Come ha spiegato Michela Vittoria Brambilla, animalista e parlamentare di Noi moderati, oltre che prima firmataria della proposta di legge che inasprisce le condanne per chi maltratta o uccide animali (che è calendarizzata a metà febbraio), sul caso servono risposte immediate e forti.

«Confido nel buon senso dei gruppi che finora, in commissione Giustizia, hanno ostacolato l’iter del provvedimento, peraltro sottoscritto da esponenti di quasi tutti i partiti, perché cambino atteggiamento e ne consentano la rapida approvazione in vista del passaggio in aula già fissato. In appena un mese, da metà dicembre a oggi, sono già balzati al “disonore” delle cronache alcuni casi clamorosi di uccisione di animali, cinque dei quali fanno particolarmente orrore».

Nel frattempo le cronache locali ricordano che la Procura di Palermo farà comunque chiarezza sulla vicenda e potrebbe esserci, in quanto soggetto socialmente pericoloso, la libertà vigilata per l’autore del terribile gesto.

Ci si interroga inoltre su come sia possibile che sia stato affidato un cane da parte della Asp di Palermo a un uomo con problemi psichici e precedenti penali.

Mentre dall’Enpa alle altre varie associazioni di protezione animali si alzano più voci per chiedere maggiore intervento a livello di pene e responsabilità sociale per chi commette azioni del genere, a Palermo continuano anche le polemiche che avevano visto prendere di mira la giunta, con addirittura il sindaco Roberto Lagalla accusato di non avere a cuore il benessere degli animali e di “iniziative retoriche” come la costituzione di parte civile del Comune.

Su questo il primo cittadino è stato chiarissimo: «Dispiace constatare - ha detto - che, a un ignobile fatto come quello di un cane bruciato vivo, qualcuno abbia pensato di rispondere con violenza verbale e, talvolta, muovendo accuse prive di fondamento, in particolare sulle iniziative che si sarebbero dovute adottare nei confronti del soggetto che ha commesso questa vile azione, come se fossero il sindaco o l’amministrazione a poterle assumere in autonomia.

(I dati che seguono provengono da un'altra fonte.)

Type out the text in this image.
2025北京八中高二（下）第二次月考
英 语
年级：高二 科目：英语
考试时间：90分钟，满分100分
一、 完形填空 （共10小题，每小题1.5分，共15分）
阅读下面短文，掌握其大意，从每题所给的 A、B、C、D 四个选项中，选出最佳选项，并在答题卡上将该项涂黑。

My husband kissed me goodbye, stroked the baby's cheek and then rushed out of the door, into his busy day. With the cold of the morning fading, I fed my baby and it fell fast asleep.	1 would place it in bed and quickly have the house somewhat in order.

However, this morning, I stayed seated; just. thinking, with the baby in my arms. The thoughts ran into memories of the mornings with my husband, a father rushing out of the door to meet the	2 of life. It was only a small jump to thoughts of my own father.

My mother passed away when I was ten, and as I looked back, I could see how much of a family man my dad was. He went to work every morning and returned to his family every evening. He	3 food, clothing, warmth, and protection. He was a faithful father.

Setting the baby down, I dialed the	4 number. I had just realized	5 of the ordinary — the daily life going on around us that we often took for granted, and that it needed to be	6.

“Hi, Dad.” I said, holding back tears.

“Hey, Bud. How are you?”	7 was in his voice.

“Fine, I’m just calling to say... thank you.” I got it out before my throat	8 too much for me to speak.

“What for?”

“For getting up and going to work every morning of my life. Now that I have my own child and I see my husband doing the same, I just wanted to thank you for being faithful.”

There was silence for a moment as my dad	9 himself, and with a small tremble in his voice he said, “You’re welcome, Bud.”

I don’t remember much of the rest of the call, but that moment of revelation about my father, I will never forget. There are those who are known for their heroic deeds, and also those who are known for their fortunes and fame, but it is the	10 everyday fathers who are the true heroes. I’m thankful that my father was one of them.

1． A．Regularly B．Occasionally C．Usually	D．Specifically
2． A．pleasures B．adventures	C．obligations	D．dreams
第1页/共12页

Il Comune ha fatto tutto quello che era in suo potere fare e per queste ragioni, mi riservo di adire le vie legali nei confronti di chi ha rivolto offese verso il Comune e di chi, pensando di mendicare un po’ di visibilità da questa penosa vicenda, ha ritenuto, con gratuite affermazioni, di incolparmi di incuria e disattenzione verso i cittadini».